What Level of Object Orientation are you?

I’ve seen a lot of arguments, both in real life and on the internet, about object orientation. One of the problems with these arguments is that people don’t always agree on what object orientation actually is. In my mind, the phrase has three distinct meanings. I don’t claim that any of what follows is the strict academic definition, it is just what I think people are usually talking about when they say “object oriented”.

Simply Using Classes and Methods

Sometimes when people say object orientation, they really just mean using classes and methods. Classes allow us to define composite types and to define functions on those types which we call methods. This isn’t really object orientation. You’ll find user defined composite types in plenty of languages that aren’t object oriented like Haskell. It is nice to be able to define a function on your new type as a method. However the fact that methods can be called only with the appropriate object is really just static typing.

Mutating State

The property that really characterises object orientation for me is mutable state. Object orientation doesn’t really make sense without mutability. Objects allow us to expose an API and abstract away the underlying implementation. This means that the objects we create contain some inner state and expose methods that use and potentially change this data. Many functional languages discourage mutability. For example in F# all variables are immutable by default and you have to use the mutable keyword to make them mutable.

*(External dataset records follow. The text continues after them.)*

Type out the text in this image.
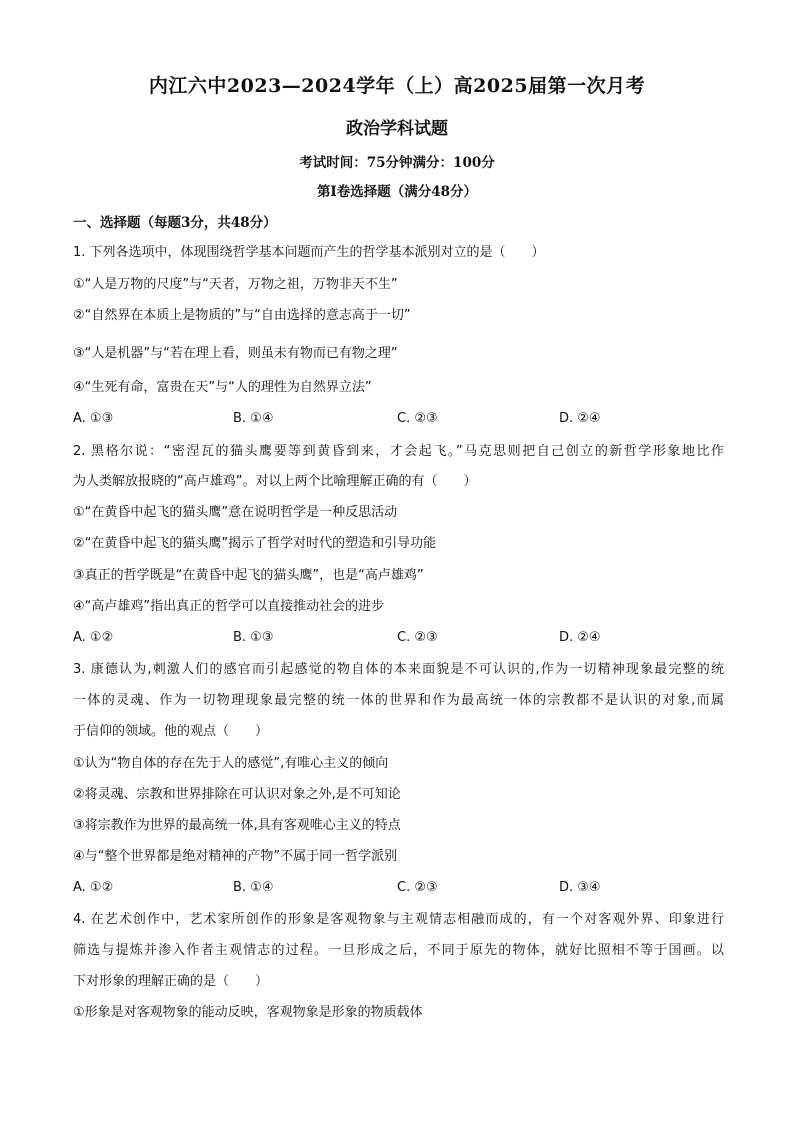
内江六中2023—2024学年（上）高2025届第一次月考
政治学科试题
考试时间：75分钟满分：100分
第Ⅰ卷选择题（满分48分）
一、选择题（每题3分，共48分）
1. 下列各选项中，体现围绕哲学基本问题而产生的哲学基本派别对立的是（　　）
①“人是万物的尺度”与“天者，万物之祖，万物非天不生”
②“自然界在本质上是物质的”与“自由选择的意志高于一切”
③“人是机器”与“若在理上看，则虽未有物而已有物之理”
④“生死有命，富贵在天”与“人的理性为自然界立法”
A. ①③	B. ①④	C. ②③	D. ②④
2. 黑格尔说：“密涅瓦的猫头鹰要等到黄昏到来，才会起飞。”马克思则把自己创立的新哲学形象地比作
为人类解放报晓的“高卢雄鸡”。对以上两个比喻理解正确的有（　　）
①“在黄昏中起飞的猫头鹰”意在说明哲学是一种反思活动
②“在黄昏中起飞的猫头鹰”揭示了哲学对时代的塑造和引导功能
③真正的哲学既是“在黄昏中起飞的猫头鹰”，也是“高卢雄鸡”
④“高卢雄鸡”指出真正的哲学可以直接推动社会的进步
A. ①②	B. ①③	C. ②③	D. ②④
3. 康德认为,刺激人们的感官而引起感觉的物自体的本来面貌是不可认识的,作为一切精神现象最完整的统
一体的灵魂、作为一切物理现象最完整的统一体的世界和作为最高统一体的宗教都不是认识的对象,而属
于信仰的领域。他的观点（　　）
①认为“物自体的存在先于人的感觉”,有唯心主义的倾向
②将灵魂、宗教和世界排除在可认识对象之外,是不可知论
③将宗教作为世界的最高统一体,具有客观唯心主义的特点
④与“整个世界都是绝对精神的产物”不属于同一哲学派别
A. ①②	B. ①④	C. ②③	D. ③④
4. 在艺术创作中，艺术家所创作的形象是客观物象与主观情志相融而成的，有一个对客观外界、印象进行
筛选与提炼并渗入作者主观情志的过程。一旦形成之后，不同于原先的物体，就好比照相不等于国画。以
下对形象的理解正确的是（　　）
①形象是对客观物象的能动反映，客观物象是形象的物质载体
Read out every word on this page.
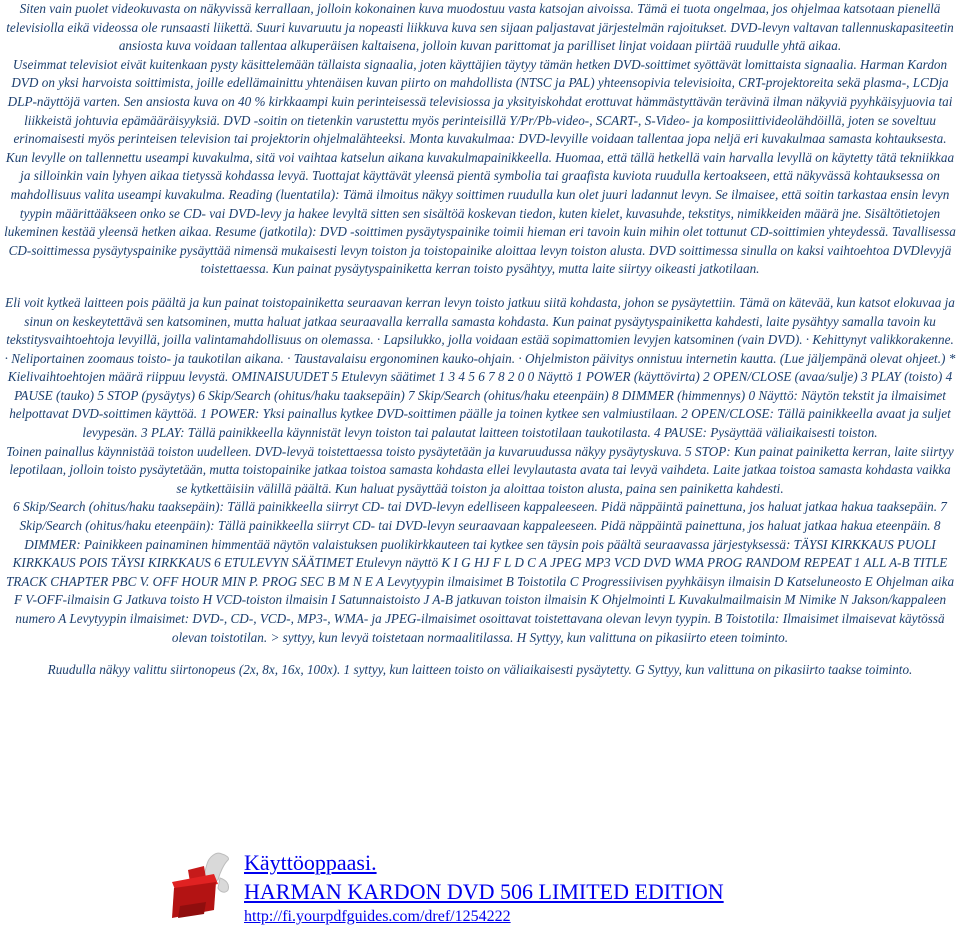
Siten vain puolet videokuvasta on näkyvissä kerrallaan, jolloin kokonainen kuva muodostuu vasta katsojan aivoissa. Tämä ei tuota ongelmaa, jos ohjelmaa katsotaan pienellä televisiolla eikä videossa ole runsaasti liikettä. Suuri kuvaruutu ja nopeasti liikkuva kuva sen sijaan paljastavat järjestelmän rajoitukset. DVD-levyn valtavan tallennuskapasiteetin ansiosta kuva voidaan tallentaa alkuperäisen kaltaisena, jolloin kuvan parittomat ja parilliset linjat voidaan piirtää ruudulle yhtä aikaa.

Useimmat televisiot eivät kuitenkaan pysty käsittelemään tällaista signaalia, joten käyttäjien täytyy tämän hetken DVD-soittimet syöttävät lomittaista signaalia. Harman Kardon DVD on yksi harvoista soittimista, joille edellämainittu yhtenäisen kuvan piirto on mahdollista (NTSC ja PAL) yhteensopivia televisioita, CRT-projektoreita sekä plasma-, LCDja DLP-näyttöjä varten. Sen ansiosta kuva on 40 % kirkkaampi kuin perinteisessä televisiossa ja yksityiskohdat erottuvat hämmästyttävän terävinä ilman näkyviä pyyhkäisyjuovia tai liikkeistä johtuvia epämääräisyyksiä. DVD -soitin on tietenkin varustettu myös perinteisillä Y/Pr/Pb-video-, SCART-, S-Video- ja komposiittivideolähdöillä, joten se soveltuu erinomaisesti myös perinteisen television tai projektorin ohjelmalähteeksi. Monta kuvakulmaa: DVD-levyille voidaan tallentaa jopa neljä eri kuvakulmaa samasta kohtauksesta.

Kun levylle on tallennettu useampi kuvakulma, sitä voi vaihtaa katselun aikana kuvakulmapainikkeella. Huomaa, että tällä hetkellä vain harvalla levyllä on käytetty tätä tekniikkaa ja silloinkin vain lyhyen aikaa tietyssä kohdassa levyä. Tuottajat käyttävät yleensä pientä symbolia tai graafista kuviota ruudulla kertoakseen, että näkyvässä kohtauksessa on mahdollisuus valita useampi kuvakulma. Reading (luentatila): Tämä ilmoitus näkyy soittimen ruudulla kun olet juuri ladannut levyn. Se ilmaisee, että soitin tarkastaa ensin levyn tyypin määrittääkseen onko se CD- vai DVD-levy ja hakee levyltä sitten sen sisältöä koskevan tiedon, kuten kielet, kuvasuhde, tekstitys, nimikkeiden määrä jne. Sisältötietojen lukeminen kestää yleensä hetken aikaa. Resume (jatkotila): DVD -soittimen pysäytyspainike toimii hieman eri tavoin kuin mihin olet tottunut CD-soittimien yhteydessä. Tavallisessa CD-soittimessa pysäytyspainike pysäyttää nimensä mukaisesti levyn toiston ja toistopainike aloittaa levyn toiston alusta. DVD soittimessa sinulla on kaksi vaihtoehtoa DVDlevyjä toistettaessa. Kun painat pysäytyspainiketta kerran toisto pysähtyy, mutta laite siirtyy oikeasti jatkotilaan.

Eli voit kytkeä laitteen pois päältä ja kun painat toistopainiketta seuraavan kerran levyn toisto jatkuu siitä kohdasta, johon se pysäytettiin. Tämä on kätevää, kun katsot elokuvaa ja sinun on keskeytettävä sen katsominen, mutta haluat jatkaa seuraavalla kerralla samasta kohdasta. Kun painat pysäytyspainiketta kahdesti, laite pysähtyy samalla tavoin ku tekstitysvaihtoehtoja levyillä, joilla valintamahdollisuus on olemassa. · Lapsilukko, jolla voidaan estää sopimattomien levyjen katsominen (vain DVD). · Kehittynyt valikkorakenne. · Neliportainen zoomaus toisto- ja taukotilan aikana. · Taustavalaisu ergonominen kauko-ohjain. · Ohjelmiston päivitys onnistuu internetin kautta. (Lue jäljempänä olevat ohjeet.) * Kielivaihtoehtojen määrä riippuu levystä. OMINAISUUDET 5 Etulevyn säätimet 1 3 4 5 6 7 8 2 0 0 Näyttö 1 POWER (käyttövirta) 2 OPEN/CLOSE (avaa/sulje) 3 PLAY (toisto) 4 PAUSE (tauko) 5 STOP (pysäytys) 6 Skip/Search (ohitus/haku taaksepäin) 7 Skip/Search (ohitus/haku eteenpäin) 8 DIMMER (himmennys) 0 Näyttö: Näytön tekstit ja ilmaisimet helpottavat DVD-soittimen käyttöä. 1 POWER: Yksi painallus kytkee DVD-soittimen päälle ja toinen kytkee sen valmiustilaan. 2 OPEN/CLOSE: Tällä painikkeella avaat ja suljet levypesän. 3 PLAY: Tällä painikkeella käynnistät levyn toiston tai palautat laitteen toistotilaan taukotilasta. 4 PAUSE: Pysäyttää väliaikaisesti toiston.

Toinen painallus käynnistää toiston uudelleen. DVD-levyä toistettaessa toisto pysäytetään ja kuvaruudussa näkyy pysäytyskuva. 5 STOP: Kun painat painiketta kerran, laite siirtyy lepotilaan, jolloin toisto pysäytetään, mutta toistopainike jatkaa toistoa samasta kohdasta ellei levylautasta avata tai levyä vaihdeta. Laite jatkaa toistoa samasta kohdasta vaikka se kytkettäisiin välillä päältä. Kun haluat pysäyttää toiston ja aloittaa toiston alusta, paina sen painiketta kahdesti.

6 Skip/Search (ohitus/haku taaksepäin): Tällä painikkeella siirryt CD- tai DVD-levyn edelliseen kappaleeseen. Pidä näppäintä painettuna, jos haluat jatkaa hakua taaksepäin. 7 Skip/Search (ohitus/haku eteenpäin): Tällä painikkeella siirryt CD- tai DVD-levyn seuraavaan kappaleeseen. Pidä näppäintä painettuna, jos haluat jatkaa hakua eteenpäin. 8 DIMMER: Painikkeen painaminen himmentää näytön valaistuksen puolikirkkauteen tai kytkee sen täysin pois päältä seuraavassa järjestyksessä: TÄYSI KIRKKAUS PUOLI KIRKKAUS POIS TÄYSI KIRKKAUS 6 ETULEVYN SÄÄTIMET Etulevyn näyttö K I G HJ F L D C A JPEG MP3 VCD DVD WMA PROG RANDOM REPEAT 1 ALL A-B TITLE TRACK CHAPTER PBC V. OFF HOUR MIN P. PROG SEC B M N E A Levytyypin ilmaisimet B Toistotila C Progressiivisen pyyhkäisyn ilmaisin D Katseluneosto E Ohjelman aika F V-OFF-ilmaisin G Jatkuva toisto H VCD-toiston ilmaisin I Satunnaistoisto J A-B jatkuvan toiston ilmaisin K Ohjelmointi L Kuvakulmailmaisin M Nimike N Jakson/kappaleen numero A Levytyypin ilmaisimet: DVD-, CD-, VCD-, MP3-, WMA- ja JPEG-ilmaisimet osoittavat toistettavana olevan levyn tyypin. B Toistotila: Ilmaisimet ilmaisevat käytössä olevan toistotilan. > syttyy, kun levyä toistetaan normaalitilassa. H Syttyy, kun valittuna on pikasiirto eteen toiminto.

Ruudulla näkyy valittu siirtonopeus (2x, 8x, 16x, 100x). 1 syttyy, kun laitteen toisto on väliaikaisesti pysäytetty. G Syttyy, kun valittuna on pikasiirto taakse toiminto.

Käyttöoppaasi.
HARMAN KARDON DVD 506 LIMITED EDITION
http://fi.yourpdfguides.com/dref/1254222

Inheritance and Polymorphism

The final flavour of object orientation is the deepest and the darkest. This is the use of inheritance and polymorphism. This really is unambiguously object orientation by anyone’s definition. Real, old school object orientation will involve vast and complicated hierarchies of classes. You will have to deal with an advanced taxonomy of user defined types.

Inheritance does not only allow for simple code re-use. It allows you to take advantage of polymorphism. This means that at run-time different methods will be called depending on the type of your variable. So you might define a virtual method in your abstract base class, and have a different implementation for that method in each of the subclasses.

This sort of stuff, complex inheritance hierarchies and runtime polymorphism has fallen out of fashion but you will still see a lot of it in enterprise software, particularly at large financial institutions.